When it comes to Florida cuisine, the conversation starts with Norman Van Aken. The chef and author was among the first to realize the tropical food goldmine of the region, and his restaurants and cookbooks have had a huge influence on chefs in Florida and beyond. Now the chef/owner of Norman's at the Ritz-Carlton, Grande Lakes, Orlando and Director of Restaurants at Miami Culinary Institute, Van Aken is also hard at work on his next book, My Key West Kitchen (Kyle Books), due out in fall 2012. In the meantime, he'll contribute to Food Republic with his "Word On Food." First up, sandwich memories.

I was near a small sandwich stand in an open-air market like many you could see almost anywhere in the world. A radio was playing. Soft drink cans and cigarette packs lined the windows to the inside where a lady was stuffing soft buns with meats. There was a paper napkin dispenser advertising "Coca-Cola"®. This sandwich stand happened to be in Florence, Italy.

In my hack Italian I said, "Buon giorno Signora. Due Lampredotte, per favore." "We Italians are absolutely crazy about these sandwiches", my new friend Iano explained. "It is made from the stomach of the cow".

He had lived in the United States for a number of years before returning to his native land. He had eaten classic New York pastrami sandwiches, barbeque'd Carolina pork, good old All-American cheeseburgers but this cow's belly on a bun he asked me to join him in consuming is his all-time favorite sandwich. I have to admit, I liked it very much.

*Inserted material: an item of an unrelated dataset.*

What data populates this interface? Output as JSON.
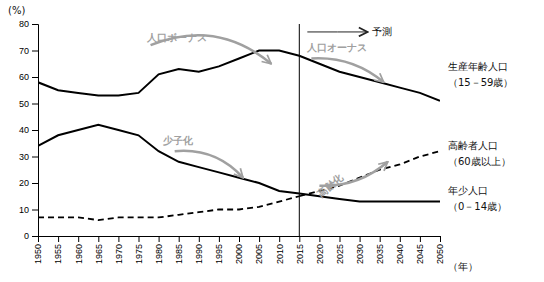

That might come as a surprise to one of my former babysitters. I received an e-mail recently from a girl who used to watch me when I was 5 years old and she was merely 12. After we got past the wonder of being reunited (via the Internet, albeit), she told me of a night when she fixed me a "Hot Dog on White Bread with Ketchup" for my dinner. She wrote, "You howled in protest!" and noted that I "refused on the grounds that a sandwich was not a proper dinner." I even "ate standing up, unwilling to sit at the table." My father came home later that night and consoled the disconsolate girl and even said that I "was unreasonable sometimes about food and its presentation."

Hell, I was just warming up!

It's pretty widely known now (and possibly even true), that an Englishman who held the title of "The Earl of Sandwich" invented sandwiches. Apparently he was an avid card player and wanted a way of conveying the foods of 19th century England to his mouth without greasing up the cards he loved playing so much. "Grouse on Rye with Stilton and Onion" and such, I imagine.

What would The Earl have thought of the Italian lamprodetta? He might have loved them. After all...he was a gambling man and it is a gutsy sandwich.

Not dinner perhaps...but still very good!